TryingToBeGood@reddthat.com · 18 hours ago

New York Becomes First State to Ban Bots That Scrape News Sites

Zarxrax@lemmy.world · 15 hours ago

Inaccurate headline. The bill doesn’t ban web scraping, it just requires that bots accurately identify themselves through the user agent string, and maybe some additional requirements to disclose the purpose of scraping the data.

deliriousdreams@fedia.io · 12 hours ago

And there’s a fine if the company doesn’t comply which is basically now gonna be considered the cost of doing business

toiletobserver@lemmy.world · 18 hours ago

How will they enforce it? Pretty please?

TryingToBeGood@reddthat.com · 18 hours ago

The New York measure defines a stealth crawler as any software that retrieves, scrapes or otherwise accesses a website, including AI agents. Under the bill, the attorney general’s office would be able to sue companies that fail to disclose such activity. Violations could net civil penalties of up to $15,000 per day.

🤔

Pika@sh.itjust.works · 17 hours ago

“This website or search engine is not designed for the state of new york” I assume is going to be a disclaimer we will be seeing soon.

pelespirit@sh.itjust.works · 17 hours ago

Soooo, that means archive.is too. This fucking sucks.

XLE@piefed.social · edit-2 15 hours ago

I hope those tools are exempt because, just like a browser, they respond only to specific commands issued by a human user. They don’t “crawl” pages in the way we describe bots that jump from page to page.

Prove_your_argument@piefed.social · 15 hours ago

Isn’t there something like 340 news sites that actively block them already?
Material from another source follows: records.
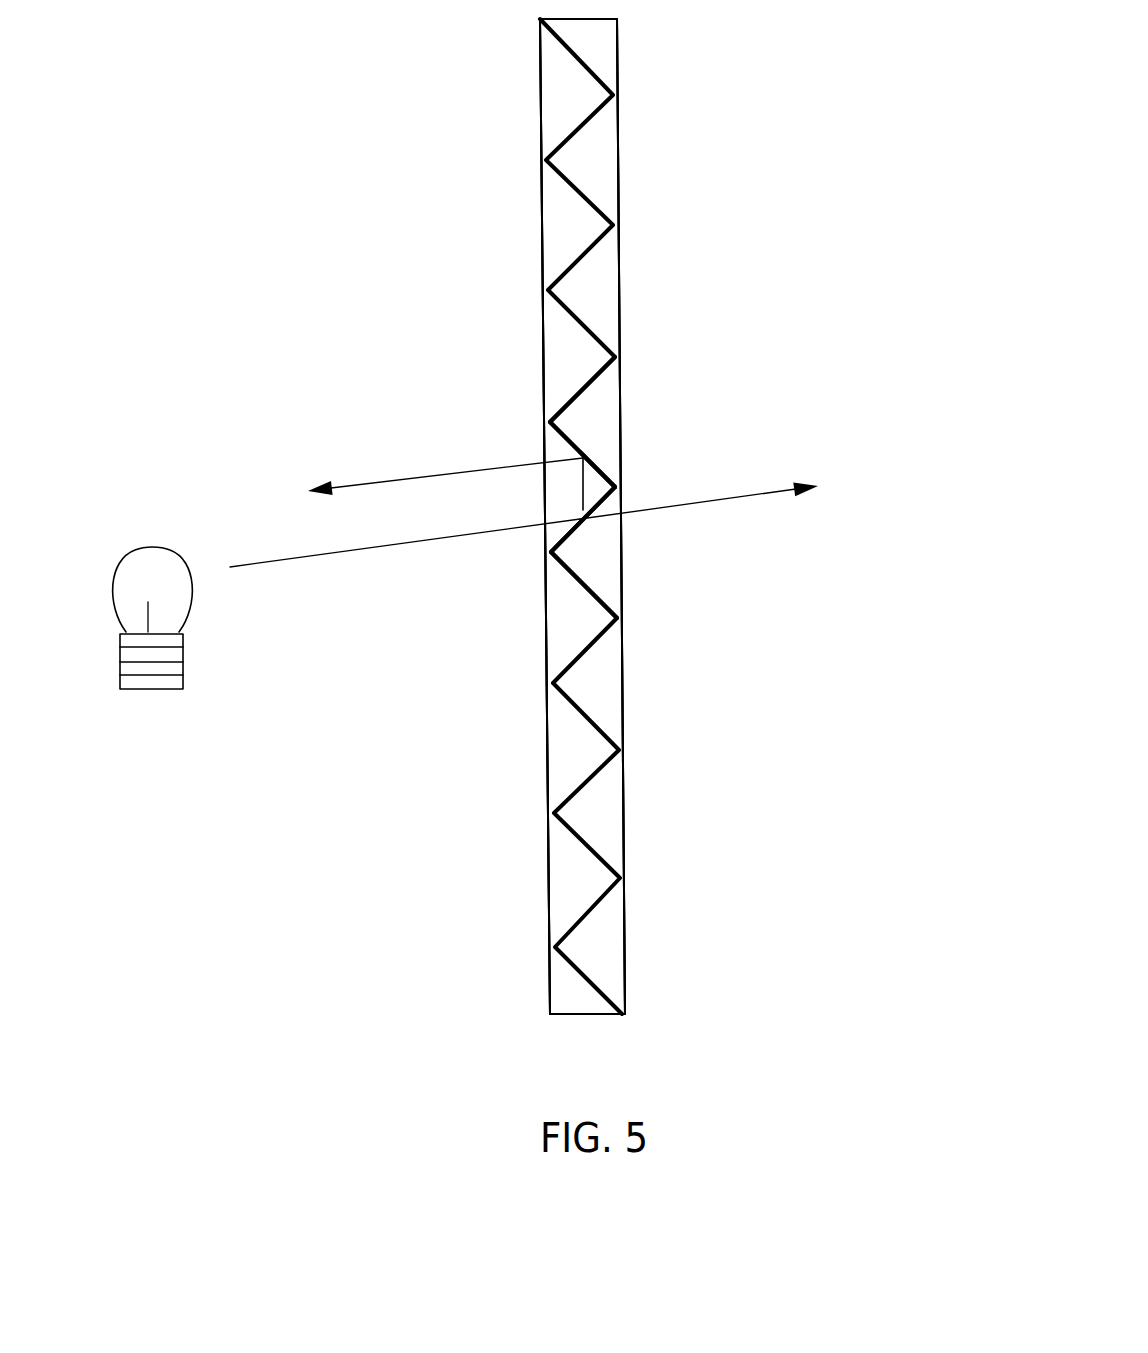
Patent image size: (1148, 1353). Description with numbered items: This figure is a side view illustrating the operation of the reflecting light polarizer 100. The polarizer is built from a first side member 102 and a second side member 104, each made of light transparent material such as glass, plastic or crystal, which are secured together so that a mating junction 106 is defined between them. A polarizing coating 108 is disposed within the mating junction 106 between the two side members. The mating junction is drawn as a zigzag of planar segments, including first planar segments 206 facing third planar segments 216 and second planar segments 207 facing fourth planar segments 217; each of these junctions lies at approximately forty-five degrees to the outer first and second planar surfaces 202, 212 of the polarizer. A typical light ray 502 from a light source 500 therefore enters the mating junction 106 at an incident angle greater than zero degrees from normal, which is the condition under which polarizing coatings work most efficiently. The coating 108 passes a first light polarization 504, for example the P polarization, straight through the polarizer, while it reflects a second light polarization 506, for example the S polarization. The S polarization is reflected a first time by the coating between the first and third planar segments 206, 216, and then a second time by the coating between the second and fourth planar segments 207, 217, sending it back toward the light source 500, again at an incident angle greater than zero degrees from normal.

The reflecting light polarizer 100 is at (734, 240).
The first side member 102 is at (568, 221).
The second side member 104 is at (592, 160).
The mating junction 106 is at (622, 1014).
The polarizing coating 108 is at (588, 380).
The first planar surface 202 is at (548, 753).
The first planar segments 206 is at (562, 540).
The second planar segments 207 is at (560, 437).
The second planar surface 212 is at (625, 837).
The third planar segments 216 is at (573, 530).
The fourth planar segments 217 is at (598, 462).
The light source 500 is at (151, 687).
The light ray 502 is at (303, 560).
The first light polarization 504 is at (718, 495).
The second light polarization 506 is at (380, 478).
toiletobserver@lemmy.world · 17 hours ago

Thanks, that becomes the cost of doing business. Harumph.

AceFuzzLord@lemmy.zip · 17 hours ago

The only bots I hope gets exempt are Internet Archive bots. Only bots I support.
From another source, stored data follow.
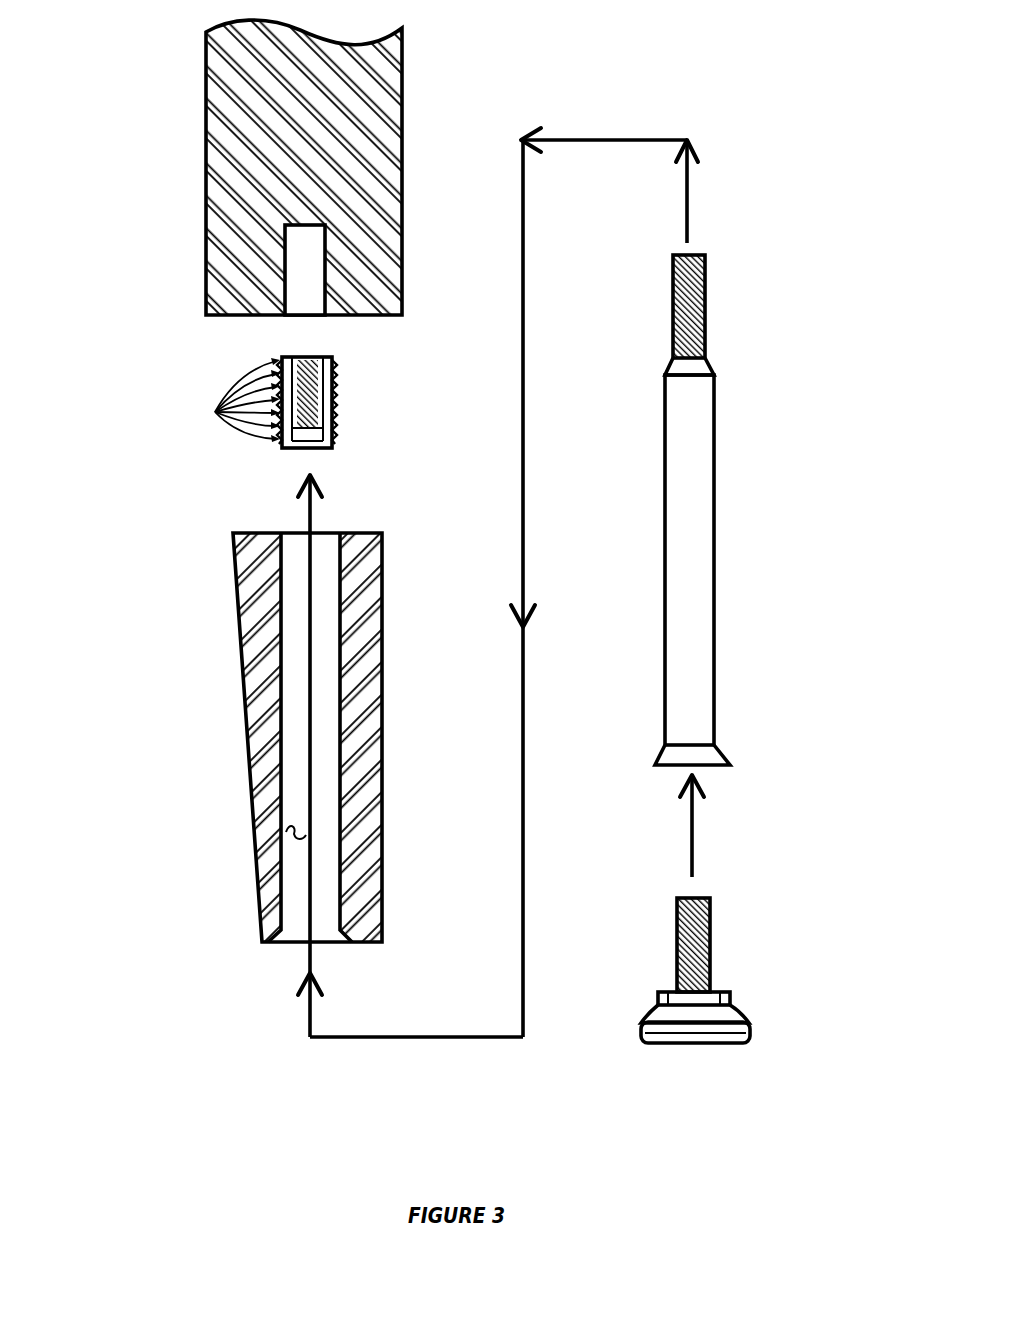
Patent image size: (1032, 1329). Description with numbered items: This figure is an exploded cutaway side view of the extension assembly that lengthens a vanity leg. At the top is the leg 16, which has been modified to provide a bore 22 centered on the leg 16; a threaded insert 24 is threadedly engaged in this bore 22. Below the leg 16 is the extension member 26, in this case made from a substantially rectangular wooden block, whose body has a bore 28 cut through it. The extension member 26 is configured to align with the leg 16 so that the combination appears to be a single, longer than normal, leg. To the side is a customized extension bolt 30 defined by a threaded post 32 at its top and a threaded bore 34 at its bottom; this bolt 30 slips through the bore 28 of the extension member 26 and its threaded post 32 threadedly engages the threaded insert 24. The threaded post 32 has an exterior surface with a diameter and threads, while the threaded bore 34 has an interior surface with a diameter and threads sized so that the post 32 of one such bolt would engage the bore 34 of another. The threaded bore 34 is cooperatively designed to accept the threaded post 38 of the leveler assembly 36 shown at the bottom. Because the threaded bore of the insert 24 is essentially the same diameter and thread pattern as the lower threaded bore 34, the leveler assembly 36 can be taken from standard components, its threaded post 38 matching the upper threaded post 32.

The leg 16 is at (206, 133).
The bore 22 is at (258, 277).
The threaded insert 24 is at (348, 370).
The extension member 26 is at (241, 629).
The bore 28 is at (286, 832).
The extension bolt 30 is at (762, 459).
The threaded post 32 is at (705, 282).
The threaded bore 34 is at (714, 778).
The leveler assembly 36 is at (761, 1043).
The threaded post 38 is at (712, 940).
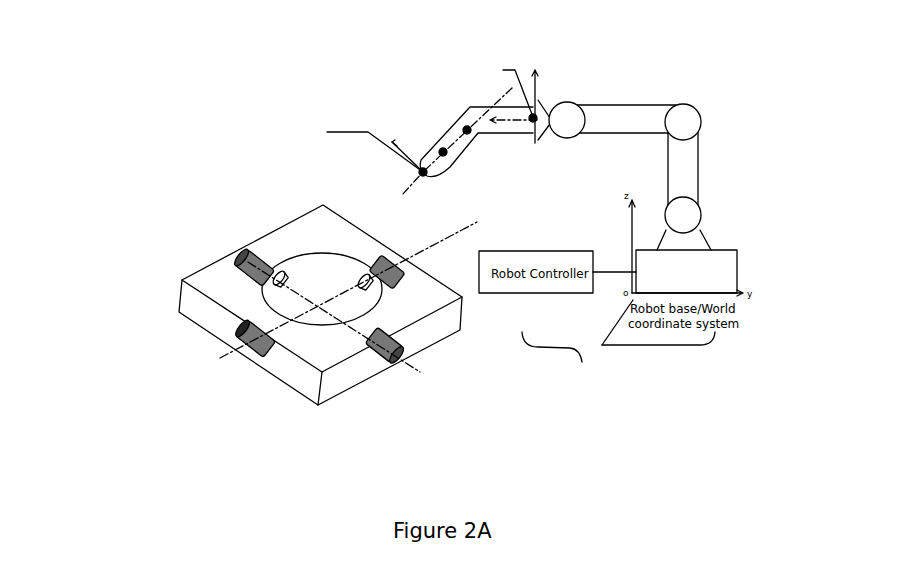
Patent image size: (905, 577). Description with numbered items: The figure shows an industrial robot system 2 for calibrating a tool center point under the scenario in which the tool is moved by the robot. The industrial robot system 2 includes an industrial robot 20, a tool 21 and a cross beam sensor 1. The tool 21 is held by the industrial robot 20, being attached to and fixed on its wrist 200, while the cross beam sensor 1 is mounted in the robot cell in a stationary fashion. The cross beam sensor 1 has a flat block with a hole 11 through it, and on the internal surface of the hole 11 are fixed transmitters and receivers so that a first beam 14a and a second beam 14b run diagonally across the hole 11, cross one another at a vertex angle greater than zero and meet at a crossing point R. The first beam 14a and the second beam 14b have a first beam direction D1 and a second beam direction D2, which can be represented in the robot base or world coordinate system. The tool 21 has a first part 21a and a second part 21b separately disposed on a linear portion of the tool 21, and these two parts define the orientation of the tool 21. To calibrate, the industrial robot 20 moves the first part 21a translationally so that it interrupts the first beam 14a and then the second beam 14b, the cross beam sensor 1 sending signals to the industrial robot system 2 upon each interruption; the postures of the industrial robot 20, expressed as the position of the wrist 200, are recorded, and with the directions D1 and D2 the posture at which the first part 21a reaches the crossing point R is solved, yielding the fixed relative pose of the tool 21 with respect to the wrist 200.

The cross beam sensor 1 is at (320, 238).
The hole 11 is at (307, 268).
The first beam 14a is at (253, 264).
The second beam 14b is at (275, 279).
The crossing point R is at (337, 300).
The first beam direction D1 is at (220, 358).
The second beam direction D2 is at (420, 372).
The wrist 200 is at (410, 99).
The tool 21 is at (408, 120).
The first part of the tool 21a is at (443, 152).
The second part of the tool 21b is at (423, 172).
The industrial robot 20 is at (737, 250).
The industrial robot system 2 is at (582, 362).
Rob T Firefly@lemmy.world · 14 hours ago

The article is about “stealth bots” that don’t identify themselves as such. The Internet Archive bots have always been clearly identifiable.

rob200@retrofed.com · 15 hours ago

Realistically what good would it do once you already had scraped the pattern of news sites it’s already over. All this is doing in actuality is preventing new start ups from competing in the ai space. so really this is the fastest enshitification world record of a medium. Whether you like or hate ai this is actually an enshitification of it. ( I hate ai.)

nullspace@lemmy.world · 14 hours ago

I’m guessing it’s to eliminate the issue of a site not getting clicks because the article you were about to read is already summarized for you. It also opens the door for revenue negotiations for allowing their content to be scraped for that purpose, as the scraper bots would now be identified.

Pika@sh.itjust.works · 17 hours ago

Honestly, I would love if forced ident was required. but archival services need a hard exemption from being blocked as well.

tangeli@piefed.social · 17 hours ago

Why only news sites?

Any bot that ignores robots.txt should be banned.